Mam was living on her own in the forest around 1980 when a 55-year-old stranger claimed he would take her to her missing family. "Grandfather" beat and abused the nine-year-old Mam and sold her virginity to a Chinese merchant to cover a gambling debt. She was then sold into a brothel in Phnom Penh, and the daily suffering and humiliation she endured is almost impossible to imagine or absorb. She recounted disobedient girls being tortured and killed, and police collusion and government involvement in the sex trade. Somaly Mam managed to break the cycle only when she discovered the advantages of foreign clients and eventually married a Frenchman, Pierre. After a few years in France, Mam and Pierre returned to Cambodia and set up AFESIP - a charity "acting for women in distressing circumstances." Mam has fearlessly devoted herself to helping prostitutes and exploited children.
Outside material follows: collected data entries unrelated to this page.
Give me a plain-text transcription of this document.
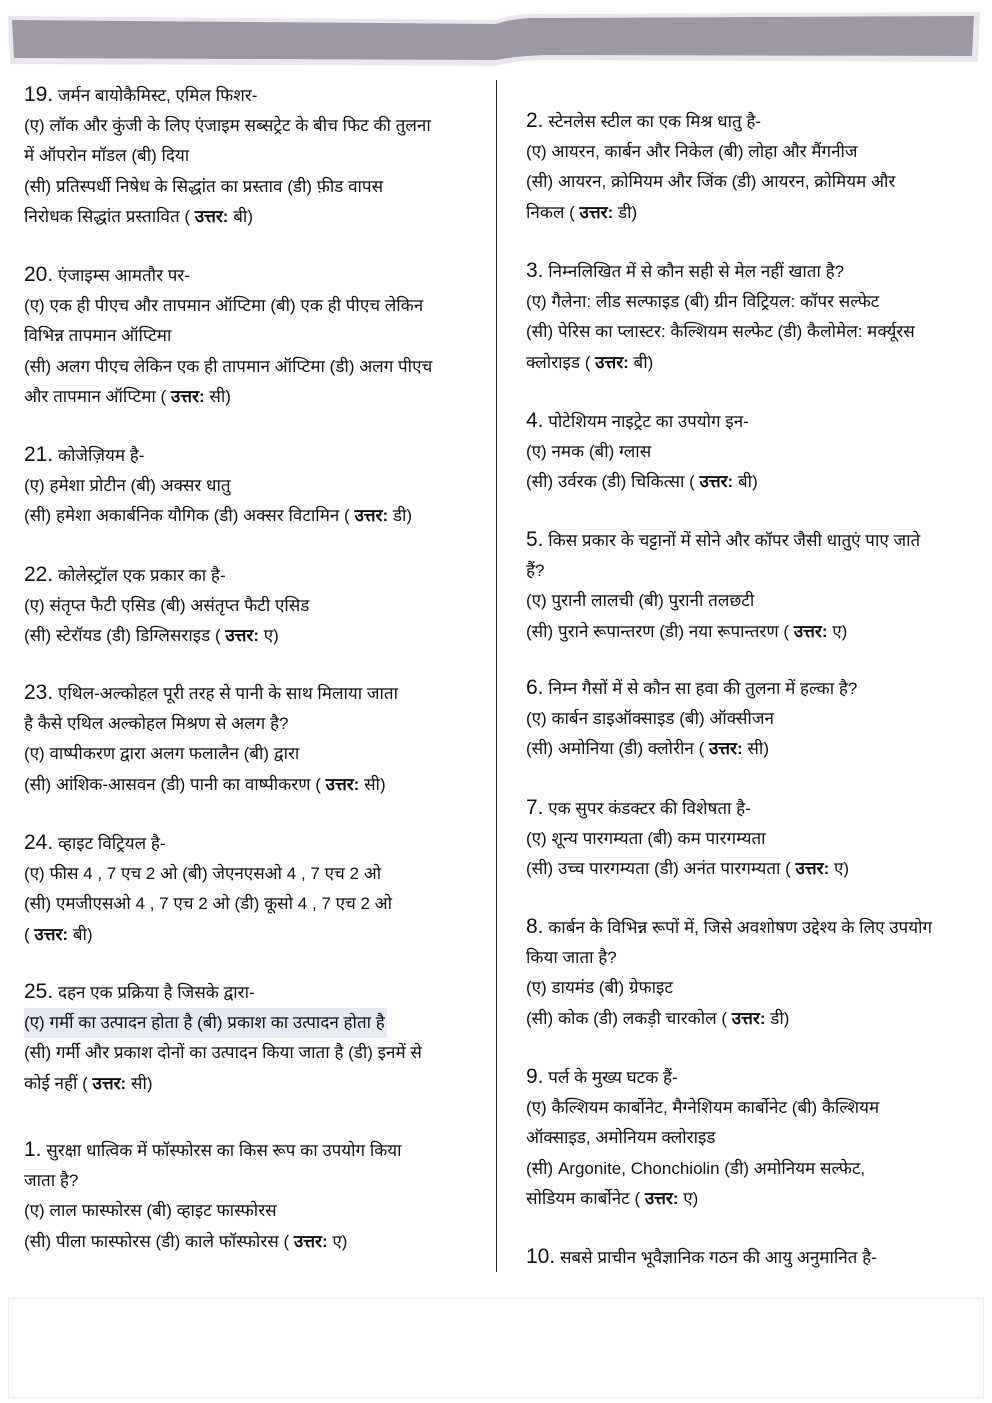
19. जर्मन बायोकैमिस्ट, एमिल फिशर-
(ए) लॉक और कुंजी के लिए एंजाइम सब्सट्रेट के बीच फिट की तुलना
में ऑपरोन मॉडल (बी) दिया
(सी) प्रतिस्पर्धी निषेध के सिद्धांत का प्रस्ताव (डी) फ़ीड वापस
निरोधक सिद्धांत प्रस्तावित ( उत्तर: बी)
20. एंजाइम्स आमतौर पर-
(ए) एक ही पीएच और तापमान ऑप्टिमा (बी) एक ही पीएच लेकिन
विभिन्न तापमान ऑप्टिमा
(सी) अलग पीएच लेकिन एक ही तापमान ऑप्टिमा (डी) अलग पीएच
और तापमान ऑप्टिमा ( उत्तर: सी)
21. कोजेज़ियम है-
(ए) हमेशा प्रोटीन (बी) अक्सर धातु
(सी) हमेशा अकार्बनिक यौगिक (डी) अक्सर विटामिन ( उत्तर: डी)
22. कोलेस्ट्रॉल एक प्रकार का है-
(ए) संतृप्त फैटी एसिड (बी) असंतृप्त फैटी एसिड
(सी) स्टेरॉयड (डी) डिग्लिसराइड ( उत्तर: ए)
23. एथिल-अल्कोहल पूरी तरह से पानी के साथ मिलाया जाता
है कैसे एथिल अल्कोहल मिश्रण से अलग है?
(ए) वाष्पीकरण द्वारा अलग फलालैन (बी) द्वारा
(सी) आंशिक-आसवन (डी) पानी का वाष्पीकरण ( उत्तर: सी)
24. व्हाइट विट्रियल है-
(ए) फीस 4 , 7 एच 2 ओ (बी) जेएनएसओ 4 , 7 एच 2 ओ
(सी) एमजीएसओ 4 , 7 एच 2 ओ (डी) कूसो 4 , 7 एच 2 ओ
( उत्तर: बी)
25. दहन एक प्रक्रिया है जिसके द्वारा-
(ए) गर्मी का उत्पादन होता है (बी) प्रकाश का उत्पादन होता है
(सी) गर्मी और प्रकाश दोनों का उत्पादन किया जाता है (डी) इनमें से
कोई नहीं ( उत्तर: सी)
1. सुरक्षा धात्विक में फॉस्फोरस का किस रूप का उपयोग किया
जाता है?
(ए) लाल फास्फोरस (बी) व्हाइट फास्फोरस
(सी) पीला फास्फोरस (डी) काले फॉस्फोरस ( उत्तर: ए)
2. स्टेनलेस स्टील का एक मिश्र धातु है-
(ए) आयरन, कार्बन और निकेल (बी) लोहा और मैंगनीज
(सी) आयरन, क्रोमियम और जिंक (डी) आयरन, क्रोमियम और
निकल ( उत्तर: डी)
3. निम्नलिखित में से कौन सही से मेल नहीं खाता है?
(ए) गैलेना: लीड सल्फाइड (बी) ग्रीन विट्रियल: कॉपर सल्फेट
(सी) पेरिस का प्लास्टर: कैल्शियम सल्फेट (डी) कैलोमेल: मर्क्यूरस
क्लोराइड ( उत्तर: बी)
4. पोटेशियम नाइट्रेट का उपयोग इन-
(ए) नमक (बी) ग्लास
(सी) उर्वरक (डी) चिकित्सा ( उत्तर: बी)
5. किस प्रकार के चट्टानों में सोने और कॉपर जैसी धातुएं पाए जाते
हैं?
(ए) पुरानी लालची (बी) पुरानी तलछटी
(सी) पुराने रूपान्तरण (डी) नया रूपान्तरण ( उत्तर: ए)
6. निम्न गैसों में से कौन सा हवा की तुलना में हल्का है?
(ए) कार्बन डाइऑक्साइड (बी) ऑक्सीजन
(सी) अमोनिया (डी) क्लोरीन ( उत्तर: सी)
7. एक सुपर कंडक्टर की विशेषता है-
(ए) शून्य पारगम्यता (बी) कम पारगम्यता
(सी) उच्च पारगम्यता (डी) अनंत पारगम्यता ( उत्तर: ए)
8. कार्बन के विभिन्न रूपों में, जिसे अवशोषण उद्देश्य के लिए उपयोग
किया जाता है?
(ए) डायमंड (बी) ग्रेफाइट
(सी) कोक (डी) लकड़ी चारकोल ( उत्तर: डी)
9. पर्ल के मुख्य घटक हैं-
(ए) कैल्शियम कार्बोनेट, मैग्नेशियम कार्बोनेट (बी) कैल्शियम
ऑक्साइड, अमोनियम क्लोराइड
(सी) Argonite, Chonchiolin (डी) अमोनियम सल्फेट,
सोडियम कार्बोनेट ( उत्तर: ए)
10. सबसे प्राचीन भूवैज्ञानिक गठन की आयु अनुमानित है-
This moving, disturbing tale is not one of redemption but a cry for justice and support for women's plight everywhere.

The statistics are shocking: one in every forty Cambodian girls (some as young as five) will be sold into sex slavery. In Cambodia (and in other countries,) many  people believe that sex with a virgin will cure AIDS; and in Khmer tradition, women are unquestionably obedient.